Because I find ample support in the record for the assertion that Hunt regarded the applicants as d substantially limited in the major life activity of working, and thus, the applicants were disabled within the meaning of the ADA, I respectfully dissent.

. Driver/Sales Workers drive trucks and work as sales agents for the goods they haul; both of these aspects are integral to their jobs. See Occupational Outlook Handbook 576-77 (2002-03).

. The majority discusses the categories "Not Permitted" and "Unsafe Effects” separately from the two condition-based categories, "Disqualifying Condition” and "Heart Condition.” Ultimately, the majority finds no legal distinction between the "condition” categories and the others. See ante at 78.

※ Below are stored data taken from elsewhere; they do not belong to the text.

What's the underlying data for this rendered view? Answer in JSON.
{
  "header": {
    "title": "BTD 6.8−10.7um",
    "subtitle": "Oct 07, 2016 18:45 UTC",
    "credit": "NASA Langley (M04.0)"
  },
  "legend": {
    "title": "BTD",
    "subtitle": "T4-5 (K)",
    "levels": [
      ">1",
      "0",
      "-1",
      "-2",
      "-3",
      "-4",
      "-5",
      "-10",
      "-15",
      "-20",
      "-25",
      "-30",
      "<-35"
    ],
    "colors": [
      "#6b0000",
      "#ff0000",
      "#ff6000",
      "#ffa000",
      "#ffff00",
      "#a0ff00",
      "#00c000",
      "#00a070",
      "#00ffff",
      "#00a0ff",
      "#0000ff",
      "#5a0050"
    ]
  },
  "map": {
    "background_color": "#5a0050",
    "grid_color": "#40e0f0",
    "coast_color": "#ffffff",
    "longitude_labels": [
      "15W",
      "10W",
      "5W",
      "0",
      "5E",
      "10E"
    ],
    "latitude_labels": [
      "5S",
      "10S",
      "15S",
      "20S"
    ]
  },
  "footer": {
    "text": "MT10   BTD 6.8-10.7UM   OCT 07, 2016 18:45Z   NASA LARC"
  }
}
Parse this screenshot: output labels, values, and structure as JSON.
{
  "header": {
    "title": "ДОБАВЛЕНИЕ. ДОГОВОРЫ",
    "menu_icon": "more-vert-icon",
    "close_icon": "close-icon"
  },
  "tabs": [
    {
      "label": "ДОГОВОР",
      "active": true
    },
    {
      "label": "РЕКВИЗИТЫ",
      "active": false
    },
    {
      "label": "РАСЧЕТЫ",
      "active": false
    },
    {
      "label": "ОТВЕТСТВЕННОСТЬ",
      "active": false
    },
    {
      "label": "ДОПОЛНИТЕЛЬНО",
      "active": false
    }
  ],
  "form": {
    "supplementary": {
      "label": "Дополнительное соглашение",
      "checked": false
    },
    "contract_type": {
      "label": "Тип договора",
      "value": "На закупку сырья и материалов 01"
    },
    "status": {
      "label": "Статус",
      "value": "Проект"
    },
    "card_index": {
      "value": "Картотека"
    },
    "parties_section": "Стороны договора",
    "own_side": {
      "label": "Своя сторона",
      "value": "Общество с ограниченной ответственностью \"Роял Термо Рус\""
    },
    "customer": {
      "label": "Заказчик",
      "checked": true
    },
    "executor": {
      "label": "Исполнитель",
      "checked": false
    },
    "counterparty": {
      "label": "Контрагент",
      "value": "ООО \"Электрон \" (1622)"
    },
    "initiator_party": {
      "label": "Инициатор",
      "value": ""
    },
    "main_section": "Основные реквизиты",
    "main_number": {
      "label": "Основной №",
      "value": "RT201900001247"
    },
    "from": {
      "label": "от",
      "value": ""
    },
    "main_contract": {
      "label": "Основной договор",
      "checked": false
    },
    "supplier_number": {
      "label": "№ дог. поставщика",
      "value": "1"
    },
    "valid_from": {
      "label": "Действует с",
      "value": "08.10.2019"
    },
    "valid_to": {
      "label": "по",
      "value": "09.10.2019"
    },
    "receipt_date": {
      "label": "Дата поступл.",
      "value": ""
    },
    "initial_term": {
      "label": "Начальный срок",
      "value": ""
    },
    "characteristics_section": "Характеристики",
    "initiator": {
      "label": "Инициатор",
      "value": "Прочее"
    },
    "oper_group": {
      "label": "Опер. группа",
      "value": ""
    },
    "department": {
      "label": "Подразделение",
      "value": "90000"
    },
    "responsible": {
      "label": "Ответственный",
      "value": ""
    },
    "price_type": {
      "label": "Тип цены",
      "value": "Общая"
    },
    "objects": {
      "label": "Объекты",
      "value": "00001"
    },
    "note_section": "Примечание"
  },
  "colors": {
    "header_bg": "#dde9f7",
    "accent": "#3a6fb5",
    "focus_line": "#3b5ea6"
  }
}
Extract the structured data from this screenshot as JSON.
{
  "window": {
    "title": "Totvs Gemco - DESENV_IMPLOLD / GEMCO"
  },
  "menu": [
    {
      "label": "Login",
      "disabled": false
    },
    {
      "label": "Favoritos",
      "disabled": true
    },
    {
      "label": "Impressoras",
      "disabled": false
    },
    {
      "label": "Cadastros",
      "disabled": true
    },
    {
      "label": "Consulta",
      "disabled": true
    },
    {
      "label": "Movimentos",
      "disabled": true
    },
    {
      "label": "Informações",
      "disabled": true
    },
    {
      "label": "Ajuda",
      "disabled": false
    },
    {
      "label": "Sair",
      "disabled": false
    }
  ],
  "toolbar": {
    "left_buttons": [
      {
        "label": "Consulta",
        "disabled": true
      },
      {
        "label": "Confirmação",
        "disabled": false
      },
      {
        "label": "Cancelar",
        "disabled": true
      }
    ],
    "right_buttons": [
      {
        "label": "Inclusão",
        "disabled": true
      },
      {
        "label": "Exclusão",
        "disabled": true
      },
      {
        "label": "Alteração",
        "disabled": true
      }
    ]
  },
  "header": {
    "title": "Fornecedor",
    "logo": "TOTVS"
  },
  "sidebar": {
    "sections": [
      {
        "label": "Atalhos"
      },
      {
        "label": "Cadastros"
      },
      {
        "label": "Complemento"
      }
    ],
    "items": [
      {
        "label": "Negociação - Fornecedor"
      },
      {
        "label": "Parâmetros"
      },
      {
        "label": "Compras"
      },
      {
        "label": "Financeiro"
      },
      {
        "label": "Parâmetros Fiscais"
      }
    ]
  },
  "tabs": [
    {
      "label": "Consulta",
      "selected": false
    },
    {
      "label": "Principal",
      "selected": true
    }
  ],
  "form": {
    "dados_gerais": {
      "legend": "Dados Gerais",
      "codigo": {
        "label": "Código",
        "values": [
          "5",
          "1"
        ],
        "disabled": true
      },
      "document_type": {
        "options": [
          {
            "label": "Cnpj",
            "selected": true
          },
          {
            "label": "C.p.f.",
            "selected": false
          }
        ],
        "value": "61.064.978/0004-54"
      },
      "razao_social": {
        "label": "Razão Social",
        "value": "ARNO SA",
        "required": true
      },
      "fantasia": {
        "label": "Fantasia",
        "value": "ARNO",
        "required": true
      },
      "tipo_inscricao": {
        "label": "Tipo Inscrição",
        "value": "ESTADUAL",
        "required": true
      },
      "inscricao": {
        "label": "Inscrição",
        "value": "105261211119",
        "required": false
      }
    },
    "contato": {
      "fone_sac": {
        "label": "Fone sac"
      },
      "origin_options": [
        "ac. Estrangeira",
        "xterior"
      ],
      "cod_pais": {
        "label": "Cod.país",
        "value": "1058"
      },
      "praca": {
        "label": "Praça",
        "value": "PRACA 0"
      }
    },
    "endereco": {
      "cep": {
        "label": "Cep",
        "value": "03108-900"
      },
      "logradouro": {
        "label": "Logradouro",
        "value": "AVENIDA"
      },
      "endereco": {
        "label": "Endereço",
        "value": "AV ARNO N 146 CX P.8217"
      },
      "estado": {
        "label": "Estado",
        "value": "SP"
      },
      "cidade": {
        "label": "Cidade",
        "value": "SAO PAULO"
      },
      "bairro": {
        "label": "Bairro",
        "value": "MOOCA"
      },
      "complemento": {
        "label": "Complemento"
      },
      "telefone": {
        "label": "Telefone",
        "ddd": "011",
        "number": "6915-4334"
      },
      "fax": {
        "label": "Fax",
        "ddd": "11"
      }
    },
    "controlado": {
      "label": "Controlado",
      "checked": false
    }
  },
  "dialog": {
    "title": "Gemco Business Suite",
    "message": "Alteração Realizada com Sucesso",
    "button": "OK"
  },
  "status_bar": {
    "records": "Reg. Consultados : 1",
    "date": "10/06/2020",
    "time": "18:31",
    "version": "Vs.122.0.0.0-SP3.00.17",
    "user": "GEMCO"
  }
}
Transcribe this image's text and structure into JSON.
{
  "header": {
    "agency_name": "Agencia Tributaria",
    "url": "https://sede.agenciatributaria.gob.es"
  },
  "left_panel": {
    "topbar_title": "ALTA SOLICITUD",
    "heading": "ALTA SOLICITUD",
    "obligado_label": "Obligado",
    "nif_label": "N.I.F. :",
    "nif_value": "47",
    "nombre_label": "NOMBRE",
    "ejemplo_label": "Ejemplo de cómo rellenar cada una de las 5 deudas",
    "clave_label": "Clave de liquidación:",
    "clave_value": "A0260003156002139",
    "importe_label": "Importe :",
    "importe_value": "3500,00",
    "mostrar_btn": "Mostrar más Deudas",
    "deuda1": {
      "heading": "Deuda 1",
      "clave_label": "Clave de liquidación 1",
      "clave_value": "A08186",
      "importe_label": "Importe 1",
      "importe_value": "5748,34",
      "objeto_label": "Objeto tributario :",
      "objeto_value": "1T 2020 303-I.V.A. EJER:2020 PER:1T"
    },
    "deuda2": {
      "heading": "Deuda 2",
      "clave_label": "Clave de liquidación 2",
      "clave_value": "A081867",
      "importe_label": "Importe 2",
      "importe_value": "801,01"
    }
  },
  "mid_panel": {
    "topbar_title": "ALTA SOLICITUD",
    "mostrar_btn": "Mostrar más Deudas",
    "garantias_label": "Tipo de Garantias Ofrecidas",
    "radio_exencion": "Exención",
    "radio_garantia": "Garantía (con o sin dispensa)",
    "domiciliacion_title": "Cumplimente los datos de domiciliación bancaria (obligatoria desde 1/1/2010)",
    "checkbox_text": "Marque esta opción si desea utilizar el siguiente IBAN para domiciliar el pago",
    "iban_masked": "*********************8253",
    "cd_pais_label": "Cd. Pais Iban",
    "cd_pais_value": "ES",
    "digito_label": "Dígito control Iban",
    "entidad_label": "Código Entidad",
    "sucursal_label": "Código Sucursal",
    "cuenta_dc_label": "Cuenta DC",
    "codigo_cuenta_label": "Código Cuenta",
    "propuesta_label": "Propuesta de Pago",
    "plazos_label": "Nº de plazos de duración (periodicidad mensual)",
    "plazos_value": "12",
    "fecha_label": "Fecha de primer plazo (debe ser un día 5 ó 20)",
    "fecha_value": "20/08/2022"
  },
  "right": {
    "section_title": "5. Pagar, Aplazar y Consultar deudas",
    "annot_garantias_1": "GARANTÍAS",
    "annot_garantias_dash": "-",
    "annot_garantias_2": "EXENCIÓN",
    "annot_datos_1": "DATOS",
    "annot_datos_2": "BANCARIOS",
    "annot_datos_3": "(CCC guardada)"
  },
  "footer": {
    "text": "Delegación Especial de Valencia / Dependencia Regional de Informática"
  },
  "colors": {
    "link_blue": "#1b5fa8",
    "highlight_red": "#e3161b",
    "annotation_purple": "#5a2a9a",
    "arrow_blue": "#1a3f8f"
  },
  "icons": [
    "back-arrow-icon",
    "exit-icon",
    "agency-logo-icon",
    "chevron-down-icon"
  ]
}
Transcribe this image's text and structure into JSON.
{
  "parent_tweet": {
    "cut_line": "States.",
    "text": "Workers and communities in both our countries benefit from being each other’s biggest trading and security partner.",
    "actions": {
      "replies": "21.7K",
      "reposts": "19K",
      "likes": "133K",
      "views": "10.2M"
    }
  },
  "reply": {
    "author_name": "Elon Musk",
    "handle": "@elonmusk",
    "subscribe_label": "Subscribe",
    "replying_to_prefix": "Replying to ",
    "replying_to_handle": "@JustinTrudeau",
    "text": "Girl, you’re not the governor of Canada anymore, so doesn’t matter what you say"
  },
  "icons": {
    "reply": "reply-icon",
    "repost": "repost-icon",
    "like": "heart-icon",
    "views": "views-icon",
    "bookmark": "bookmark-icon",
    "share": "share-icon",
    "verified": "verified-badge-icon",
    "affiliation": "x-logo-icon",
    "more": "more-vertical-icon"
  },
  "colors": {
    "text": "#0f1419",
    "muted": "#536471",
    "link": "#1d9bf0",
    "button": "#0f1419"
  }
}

*81I agree that all four categories of medications on the DRL at issue here should be treated identically. I disagree, however, with the majority's statement that "the basis for the exclusion from employment was the use of a listed drug, not any potential ‘disability’ created by the treated disease.” Ante at 77-78. The EEOC has produced significant evidence that demonstrates the link between the drug categories and potential underlying conditions. For example, one of Hunt’s interviewers noted that the "applicant did not indicate the reason he is taking [the medication]. [N]eed to verify why he is on this medication.” Similar comments were made by reviewers with respect to applicants taking medications in each of Hunt's categories. See, e.g., Curtin Deck, Exh. 18 (applicant needs to provide "headach [sic] release ... [and a] statement that she is not taking [the medication] for depression”) ("Not Permitted” category); id. ("Sent to Brenda for review on cardiovasular [sic] condition”) ("Not Permitted” category); Curtin Decl., Exh. 20 ("the diagnosis and severity of her condition for which she takes the medication is considered disqualifying”) ("Unsafe Effects” category'); id. (applicant “will need to complete his treatments ... and send in all records when his condition is resolved”) (“Unsafe Effects” category); Curtin Deck, Exhs. 23, 25 (applicant needs to "provide a statment [sic] that ... his condition is fine w/out the meds”) (“Disqualifying Condition” or "Heart Condition” category); id. (Hunt "need[ed] all records on [applicant’s] condition”) ("Disqualifying Condition” or “Heart Condition” category). In addition, Hunt’s Medical Guidelines relating to mental and psychological conditions required that in order to qualify for a job, an applicant taking medication for depression must remain off the medication for thirty days and submit a letter from a doctor staling that he or she no longer suffers from the underlying condition. Contrary to the majority’s assertion, this evidence provides a direct causal link between the applicants’ underlying conditions and Hunt’s perception of the applicants as substantially limited in their ability to work as truck drivers.

To make a further distinction that it ultimately finds insignificant, the majority asserts that "[i]ndividuals suffering from the conditions treated with the 'Heart Condition’ or 'Disqualifying Condition’ drugs are potentially explicitly barred from truck driving by 49 C.F.R. § 391.41.” Ante at 76-77 & n. 5 Many of the conditions listed in this regulation only disqualify an individual if the condition is "likely to interfere with his/her ability to control and drive a commercial motor vehicle safely,” 49 C.F.R. § 391.41(b)(5), or otherwise suggest that an individualized determination of potential safety concerns is required. See id. § 391.41 (b)(6)-(12). In relying on these regulations to support Hunt's policy, the majority ignores the crucial difference between individualized determinations of driver safety and Hunt's explicit policy to create a per se bar from truck driving with respect to these individuals. Hunt’s policy simply assumes, without justification, that these individuals are unfit to drive trucks.